J'attends, madame le ministre, que le Gouvernement adopte une position claire face à l'attitude hégémonique et pour le moins irresponsable d'EDF. L'attitude de cette entreprise est en effet hégémonique, parce qu'elle choisit de privilégier des intérêts fonciers en exploitant une installation sur un site dont elle est propriétaire, au mépris des craintes et des oppositions qui se sont exprimées à propos des risques réels que crée la concentration d'unités polluantes dans ce secteur ; l'attitude de cette entreprise est également irresponsable parce qu'elle n'hésite pas à engager des fonds publics, ceux que vous et moi alimentons de façon régulière par le paiement de nos factures d'électricité, pour financer à concurrence de plusieurs centaines de millions de francs un projet qui n'a pas encore obtenu officiellement, à ce jour, l'autorisation d'exploitation.
Madame le ministre, il s'agit de savoir si aujourd'hui, dans notre pays, une telle entreprise publique est au-dessus des lois pour qu'elle se permette, à l'heure où s'exerce un contrôle rigoureux des dépenses publiques, de se lancer ainsi dans de tels travaux. Il s'agit aussi de dire si aujourd'hui, dans notre pays, il y a deux poids, deux mesures et si les efforts de rigueur budgétaire qui sont demandés aux collectivités locales ne s'appliquent pas à une entreprise comme EDF.
Qu'adviendrait-il, madame le ministre, si d'aventure un maire ou un président de conseil général engageait ce type de dépenses sans plus de garanties ? Qu'adviendrait-il enfin si, à la suite du recours que notre commune vient d'introduire sur ce dossier, la justice établissait qu'une erreur a été commise et donnait satisfaction à Alfortville ?
Madame le ministre, les habitants d'Alfortville, de Maisons-Alfort, de Vitry-sur-Seine et de Choisy-le-Roi souhaitent aujourd'hui connaître votre position sur ce chantier et soulignent une fois de plus l'attitude hégémonique de cette grande entreprise publique, qui est vécue dans ma commune comme une véritable provocation doublée d'une profonde injustice.
M. le président. La parole est à Mme le ministre.
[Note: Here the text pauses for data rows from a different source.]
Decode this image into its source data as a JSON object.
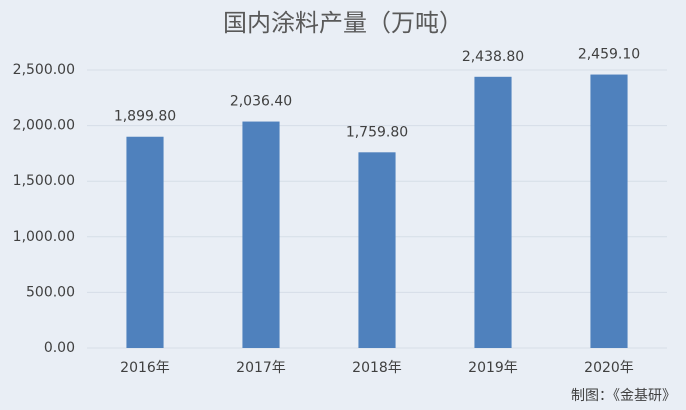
{
  "chart_data": {
    "type": "bar",
    "title": "国内涂料产量（万吨）",
    "categories": [
      "2016年",
      "2017年",
      "2018年",
      "2019年",
      "2020年"
    ],
    "values": [
      1899.8,
      2036.4,
      1759.8,
      2438.8,
      2459.1
    ],
    "value_labels": [
      "1,899.80",
      "2,036.40",
      "1,759.80",
      "2,438.80",
      "2,459.10"
    ],
    "color": "#4f81bd",
    "ylim": [
      0,
      2500
    ],
    "yticks": [
      {
        "value": 0,
        "label": "0.00"
      },
      {
        "value": 500,
        "label": "500.00"
      },
      {
        "value": 1000,
        "label": "1,000.00"
      },
      {
        "value": 1500,
        "label": "1,500.00"
      },
      {
        "value": 2000,
        "label": "2,000.00"
      },
      {
        "value": 2500,
        "label": "2,500.00"
      }
    ],
    "grid": true,
    "annotation": "制图：《金基研》"
  }
}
Mme Corinne Lepage, ministre de l'environnement. Monsieur le sénateur, vous savez à quel point je suis soucieuse des problèmes de pollution atmosphérique. Je comprends donc l'inquiétude que vous avez manifestée. Je ne vous répondrai pas sur la question du permis de construire, qui ne relève pas de ma compétence. Vous savez que notre droit distingue la législation de l'urbanisme, qui aboutit à la délivrance du permis de construire, et la législation des installations classées, qui aboutit à l'autorisation d'exploitation. Ainsi, dans de nombreux cas, en application de la loi, même si l'on peut s'interroger du point de vue du bon sens, un permis de construire peut être délivré et une construction débuter avant qu'une autorisation d'installation classée soit délivrée.
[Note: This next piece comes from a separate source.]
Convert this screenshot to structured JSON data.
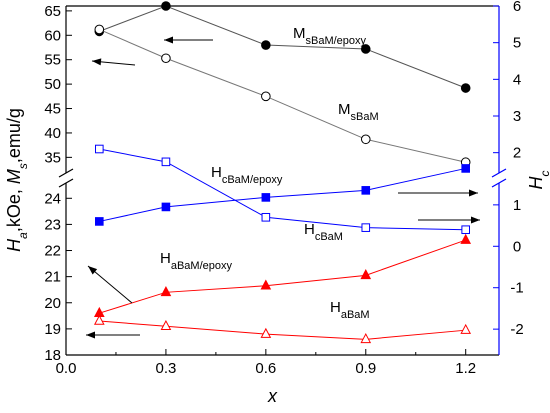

Cela dit, je vous rappelle la législation actuelle en matière d'installations classées, qui relève de ma compétence.
La demande d'autorisation d'exploiter, déposée par EDF le 20 novembre 1995, a été instruite conformément aux dispositions de la loi du 19 juillet 1976. Une enquête publique, au cours de laquelle vous vous êtes du reste exprimé, s'est déroulée du 21 mai au 20 juin 1996. Simultanément, l'ensemble des services administratifs ainsi que les conseils municipaux de Vitry-sur-Seine et des communes avoisinantes ont été consultés. Le conseil départemental d'hygiène du Val-de-Marne a donné un avis favorable le 22 octobre 1996 et un arrêté préfectoral d'autorisation d'exploiter a été délivré le 22 novembre 1996.
L'arrêté réglemente les émissions polluantes de l'installation à des niveaux très bas correspondant à la mise en oeuvre des meilleures technologies actuellement disponibles. Les rejets soufrés de l'installation ne devraient pas dépasser le centième, c'est-à-dire 43 tonnes par an contre 5 000, et les rejets d'oxyde d'azote le cinquantième, soit 54 tonnes par an contre 2 500, des rejets de la centrale thermique existante.
La faiblesse de ces augmentations confirme la justesse de l'avis favorable du conseil départemental d'hygiène du Val-de-Marne et devrait permettre d'exclure les vives inquiétudes pour la santé publique dont vous faites état.
Cela dit, monsieur le sénateur, je vous rappelle que nous sommes dans le cadre d'une législation des installations classées et que si, d'aventure, les dispositions paraissaient insuffisantes dans les années à venir, elles pourraient toujours être modifiées.
M. René Rouquet. Je demande la parole.
M. le président. La parole est à M. Rouquet.
M. René Rouquet. Vous vous doutez bien, madame le ministre, que je ne suis pas satisfait de votre réponse. Bien sûr, elle fait référence à des textes et à des décisions, mais il n'en reste pas moins que ce secteur comprend déjà un certain nombre d'installations très polluantes. Celle dont nous parlons n'accroîtra sans doute pas énormément la pollution, mais elle en ajoutera un peu plus. On vient en effet d'autoriser sur le site d'Arrighi l'installation d'une turbine, mais d'autres viendront s'y ajouter.
Par ailleurs, une usine d'incinération des déchets sera construite en plein centre urbain, sur le site d'Alfortville-Vitry.
Nous avions déjà demandé à M. le préfet ainsi qu'à vous-même, madame le ministre, qu'une étude soit menée dans ce secteur pour recueillir des données globales sur la pollution. Or, à ce jour, nous n'avons pas encore obtenu satisfaction. A chaque fois, on nous dit que ces installations n'augmentent que très peu la pollution. Malheureusement, elles sont toujours situées au même endroit. On installe des turbines d'appoint pour l'hiver en plein centre-ville dans la région parisienne ! Pourquoi pas boulevard Haussmann ?
Pourquoi Alfortville-Vitry ? Pourquoi toujours l'est parisien ? Pourquoi ce sont toujours les mêmes qui « trinquent » ? Demain, il s'agira de l'usine d'incinération d'ordures ménagères, puisque le SIVOM a obtenu un vote favorable du conseil général pour l'installer sur le site d'Alfortville-Vitry, afin de brûler les ordures ménagères de Paris et de la Seine-Saint-Denis. On va convoyer par train et par voie fluviale, nous dit-on, des ordures de Romainville, et c'est une fois de plus ce secteur très urbanisé et très industrialisé du Val-de-Marne qui paiera.
Les habitants de cette région en ont plus qu'assez et ils vont finir par se révolter !
J'attire votre attention, madame le ministre, pour que l'on étudie tous ces dossiers d'une façon un peu plus humaine, en tenant compte des impératifs de santé publique plutôt qu'en considérant les problèmes de législation, de droit, d'installations classées. Je vous remercie de ce que vous pourrez faire à l'avenir pour ce secteur.